Ellen Hardisty’s Florence Nightingale apparition added a streak of magical realism. It was absurd and hilarious, yet thematically clever, especially given the school assignment and the question quietly sitting underneath it all: Was Florence Nightingale gay?! Her role as the teacher leaned into chaotic adult hypocrisy. One of my favourite theatrical moments was the teacher using the classroom projector, only for us to see every open tab on her laptop: Tinder, BuzzFeed articles, unhinged Google searches. It was wickedly funny and a perfect example of how this production layered humour without overplaying it.

The script by Ada Lukin captured the intensity of high school life. The way gossip can spread like wildfire. The way reputation feels permanent. The way ambition can morph into unhealthy obsession. Plus, the Catholic undertones were ever-present. The pressure to conform. The fear of being seen as “wrong.” Sniffing the marker became more than rebellion. It was courage in a sniff. Or maybe delusion in fluorescent ink. They became status symbols, weapons, and metaphors.
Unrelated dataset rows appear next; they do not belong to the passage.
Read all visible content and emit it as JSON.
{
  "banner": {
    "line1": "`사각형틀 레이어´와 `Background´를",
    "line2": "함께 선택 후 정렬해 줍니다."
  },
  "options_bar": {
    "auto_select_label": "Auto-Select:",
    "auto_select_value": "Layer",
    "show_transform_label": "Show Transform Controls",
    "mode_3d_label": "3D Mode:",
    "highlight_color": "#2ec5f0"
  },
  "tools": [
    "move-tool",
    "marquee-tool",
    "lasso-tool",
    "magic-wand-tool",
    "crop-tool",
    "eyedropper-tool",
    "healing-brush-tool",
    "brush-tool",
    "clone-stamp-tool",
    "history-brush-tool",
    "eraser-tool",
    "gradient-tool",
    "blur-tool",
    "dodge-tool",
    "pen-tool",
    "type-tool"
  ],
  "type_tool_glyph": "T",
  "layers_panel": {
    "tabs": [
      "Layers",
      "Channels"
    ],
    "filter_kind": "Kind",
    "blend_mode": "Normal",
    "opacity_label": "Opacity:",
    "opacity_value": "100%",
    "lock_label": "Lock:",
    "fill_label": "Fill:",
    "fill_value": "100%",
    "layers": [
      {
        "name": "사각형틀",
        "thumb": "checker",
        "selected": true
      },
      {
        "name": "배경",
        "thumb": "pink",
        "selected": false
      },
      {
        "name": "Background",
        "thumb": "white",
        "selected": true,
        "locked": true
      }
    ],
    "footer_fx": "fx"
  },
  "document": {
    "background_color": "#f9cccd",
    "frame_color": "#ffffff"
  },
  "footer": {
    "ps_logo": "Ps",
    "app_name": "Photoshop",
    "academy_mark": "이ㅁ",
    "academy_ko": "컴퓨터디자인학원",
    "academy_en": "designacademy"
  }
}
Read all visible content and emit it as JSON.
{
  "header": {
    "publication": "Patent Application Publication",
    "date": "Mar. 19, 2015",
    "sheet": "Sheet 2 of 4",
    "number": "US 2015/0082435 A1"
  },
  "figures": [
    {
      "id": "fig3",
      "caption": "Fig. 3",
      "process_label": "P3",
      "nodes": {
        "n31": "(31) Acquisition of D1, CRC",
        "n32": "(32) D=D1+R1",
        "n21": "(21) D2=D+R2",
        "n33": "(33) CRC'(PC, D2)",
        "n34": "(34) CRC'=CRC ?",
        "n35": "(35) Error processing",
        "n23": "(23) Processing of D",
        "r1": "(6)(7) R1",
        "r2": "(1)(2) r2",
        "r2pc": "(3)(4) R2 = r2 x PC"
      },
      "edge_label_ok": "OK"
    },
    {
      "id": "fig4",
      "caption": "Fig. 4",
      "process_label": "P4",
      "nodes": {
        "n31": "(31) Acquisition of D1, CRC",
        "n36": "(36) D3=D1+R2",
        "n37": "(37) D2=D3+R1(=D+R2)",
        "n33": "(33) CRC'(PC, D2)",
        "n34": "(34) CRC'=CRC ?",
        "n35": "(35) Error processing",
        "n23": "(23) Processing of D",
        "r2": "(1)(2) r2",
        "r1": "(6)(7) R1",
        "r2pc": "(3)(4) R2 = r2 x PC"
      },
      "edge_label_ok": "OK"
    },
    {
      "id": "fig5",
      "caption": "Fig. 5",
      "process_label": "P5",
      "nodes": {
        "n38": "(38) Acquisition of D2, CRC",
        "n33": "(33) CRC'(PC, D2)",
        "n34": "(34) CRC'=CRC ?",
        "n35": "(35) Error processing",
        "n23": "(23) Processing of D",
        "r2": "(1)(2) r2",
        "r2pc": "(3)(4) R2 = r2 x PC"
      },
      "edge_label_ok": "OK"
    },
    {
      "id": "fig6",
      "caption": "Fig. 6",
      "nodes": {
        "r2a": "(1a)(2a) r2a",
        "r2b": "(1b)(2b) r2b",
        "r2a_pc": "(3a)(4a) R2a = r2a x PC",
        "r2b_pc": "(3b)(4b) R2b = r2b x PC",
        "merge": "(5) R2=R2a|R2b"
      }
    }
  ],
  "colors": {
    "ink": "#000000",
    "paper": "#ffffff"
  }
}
The set (also by Ada) was a simple school dunny, a makeshift classroom, and a projection setup. Under Madelyne Leite’s lighting design, especially the bold use of blue and black lights, it genuinely glowed. The unsettling, Wii-like soundscape paired with bursts of club music when the girls got high created a sensory shift that mirrored everyone's spiralling minds. The giggling euphoria gave way to paranoia, nausea, and panic.

Indiah Morris’ direction allowed absurdity and honesty to coexist without either overpowering the other. When Katie was outed, the shift in the room was palpable. The audience, who had been laughing all night, went completely still. That is the magic of this piece. It was riotously funny, but it knew exactly when to land the emotional punch. Transitions were slick. The choreography was chaotic in the best way. Blocking was purposeful. The pacing never lagged for me. If anything, I would have happily stayed in this world longer. The audience was hooked, reacting audibly to every aside, every reveal, every twist. That kind of collective energy in the theatre is rare and so rewarding.
Katie is a Marker Sniffing Lesbian exploded the neat little box of Catholic schoolgirl expectation and replaced it with glowing ink, panic attacks, queer longing, and Florence Nightingale. It is theatre for anyone who has ever felt like the odd one out in a school blazer. I would watch it again in a heartbeat.